Abstract

Artificial intelligence (AI) has shown great promise in assisting medical diagnosis, but its application in renal pathology remains limited. We evaluated the performance of an advanced AI language model, Claude 3 Opus (Anthropic), in generating diagnostic descriptions for renal pathological images. We carefully curated a dataset of 100 representative renal pathological images from the Diagnostic Atlas of Renal Pathology (3rd edition). The image selection aimed to cover a wide spectrum of common renal diseases, ensuring a balanced and comprehensive dataset.
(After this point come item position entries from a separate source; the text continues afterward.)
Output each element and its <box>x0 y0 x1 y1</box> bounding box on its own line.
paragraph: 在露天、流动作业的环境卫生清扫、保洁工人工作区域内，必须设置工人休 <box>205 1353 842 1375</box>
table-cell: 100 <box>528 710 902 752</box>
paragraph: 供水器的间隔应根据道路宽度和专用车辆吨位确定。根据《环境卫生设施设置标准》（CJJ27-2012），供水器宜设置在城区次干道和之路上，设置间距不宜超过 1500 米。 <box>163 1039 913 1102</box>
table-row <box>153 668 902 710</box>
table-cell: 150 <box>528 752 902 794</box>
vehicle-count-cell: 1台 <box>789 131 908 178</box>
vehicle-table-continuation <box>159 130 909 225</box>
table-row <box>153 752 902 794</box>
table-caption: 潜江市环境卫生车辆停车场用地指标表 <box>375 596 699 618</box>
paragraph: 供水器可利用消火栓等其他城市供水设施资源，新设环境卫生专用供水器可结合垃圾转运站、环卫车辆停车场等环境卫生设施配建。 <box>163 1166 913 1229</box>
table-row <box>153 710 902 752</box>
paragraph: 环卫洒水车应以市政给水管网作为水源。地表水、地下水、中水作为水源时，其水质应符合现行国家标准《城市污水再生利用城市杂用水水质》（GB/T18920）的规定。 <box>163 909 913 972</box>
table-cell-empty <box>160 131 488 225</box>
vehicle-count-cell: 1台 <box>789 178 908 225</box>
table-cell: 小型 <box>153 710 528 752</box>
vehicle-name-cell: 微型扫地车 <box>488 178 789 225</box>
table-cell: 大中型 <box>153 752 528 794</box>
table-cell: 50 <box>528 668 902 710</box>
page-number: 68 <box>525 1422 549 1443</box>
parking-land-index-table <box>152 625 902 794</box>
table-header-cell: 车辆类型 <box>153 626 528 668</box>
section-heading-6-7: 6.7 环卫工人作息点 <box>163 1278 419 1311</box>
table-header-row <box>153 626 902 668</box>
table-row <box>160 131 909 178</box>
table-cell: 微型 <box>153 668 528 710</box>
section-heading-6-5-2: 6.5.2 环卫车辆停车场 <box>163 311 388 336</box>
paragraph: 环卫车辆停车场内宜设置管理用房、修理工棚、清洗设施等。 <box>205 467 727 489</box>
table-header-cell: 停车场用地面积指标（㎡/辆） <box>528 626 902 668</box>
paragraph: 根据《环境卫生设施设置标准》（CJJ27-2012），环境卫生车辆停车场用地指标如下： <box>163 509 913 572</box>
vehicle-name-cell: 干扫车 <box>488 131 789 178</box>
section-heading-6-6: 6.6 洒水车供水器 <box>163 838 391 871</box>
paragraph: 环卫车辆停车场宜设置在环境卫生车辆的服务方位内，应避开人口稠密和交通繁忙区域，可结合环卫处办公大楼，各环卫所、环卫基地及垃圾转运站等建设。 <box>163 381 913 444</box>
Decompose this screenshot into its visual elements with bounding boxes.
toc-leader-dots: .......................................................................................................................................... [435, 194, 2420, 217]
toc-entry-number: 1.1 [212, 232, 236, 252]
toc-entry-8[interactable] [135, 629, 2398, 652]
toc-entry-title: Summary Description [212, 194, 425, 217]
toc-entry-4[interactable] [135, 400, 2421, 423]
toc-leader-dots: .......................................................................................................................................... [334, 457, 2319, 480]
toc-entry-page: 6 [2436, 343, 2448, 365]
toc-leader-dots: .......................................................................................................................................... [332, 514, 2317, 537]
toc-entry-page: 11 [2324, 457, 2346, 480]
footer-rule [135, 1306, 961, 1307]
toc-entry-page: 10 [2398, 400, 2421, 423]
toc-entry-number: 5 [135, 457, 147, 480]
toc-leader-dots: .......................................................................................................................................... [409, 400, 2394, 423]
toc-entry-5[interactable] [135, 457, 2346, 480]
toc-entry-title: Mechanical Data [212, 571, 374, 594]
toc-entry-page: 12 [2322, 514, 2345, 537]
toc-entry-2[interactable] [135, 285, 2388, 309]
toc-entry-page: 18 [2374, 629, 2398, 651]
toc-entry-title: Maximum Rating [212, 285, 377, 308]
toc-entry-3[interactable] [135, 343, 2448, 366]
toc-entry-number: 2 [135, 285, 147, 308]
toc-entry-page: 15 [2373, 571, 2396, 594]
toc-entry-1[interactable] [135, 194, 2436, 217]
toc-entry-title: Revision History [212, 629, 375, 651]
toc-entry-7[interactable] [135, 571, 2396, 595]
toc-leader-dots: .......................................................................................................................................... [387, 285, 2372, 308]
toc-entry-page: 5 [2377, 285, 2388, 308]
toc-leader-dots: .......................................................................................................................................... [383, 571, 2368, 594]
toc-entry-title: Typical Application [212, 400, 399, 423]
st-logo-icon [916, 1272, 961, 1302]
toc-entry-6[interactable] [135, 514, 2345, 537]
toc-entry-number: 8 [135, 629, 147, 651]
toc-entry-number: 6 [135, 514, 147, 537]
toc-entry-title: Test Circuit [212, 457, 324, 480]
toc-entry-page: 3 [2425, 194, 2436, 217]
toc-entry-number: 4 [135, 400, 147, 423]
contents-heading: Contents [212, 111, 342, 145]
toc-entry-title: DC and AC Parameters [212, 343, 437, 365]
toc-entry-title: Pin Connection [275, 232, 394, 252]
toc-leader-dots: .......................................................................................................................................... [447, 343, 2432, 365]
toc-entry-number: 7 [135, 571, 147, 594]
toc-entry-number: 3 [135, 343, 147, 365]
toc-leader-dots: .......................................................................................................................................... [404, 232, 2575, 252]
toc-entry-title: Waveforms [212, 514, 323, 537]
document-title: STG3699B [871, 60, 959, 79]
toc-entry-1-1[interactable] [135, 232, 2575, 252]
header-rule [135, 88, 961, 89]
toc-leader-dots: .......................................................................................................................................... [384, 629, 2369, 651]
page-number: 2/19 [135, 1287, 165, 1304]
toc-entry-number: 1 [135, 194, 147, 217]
Claude 3 Opus generated diagnostic descriptions for each image, which were scored by 2 pathologists on clinical relevance, accuracy, fluency, completeness, and overall value. Claude 3 Opus achieved a high mean score in language fluency (3.86) but lower scores in clinical relevance (1.75), accuracy (1.55), completeness (2.01), and overall value (1.75). Performance varied across disease types. Interrater agreement was substantial for relevance (κ=0.627) and overall value (κ=0.589) and moderate for accuracy (κ=0.485) and completeness (κ=0.458). Claude 3 Opus shows potential in generating fluent renal pathology descriptions but needs improvement in accuracy and clinical value. The AI's performance varied across disease types. Addressing the limitations of single-source data and incorporating comparative analyses with other AI approaches are essential steps for future research. Further optimization and validation are needed for clinical applications.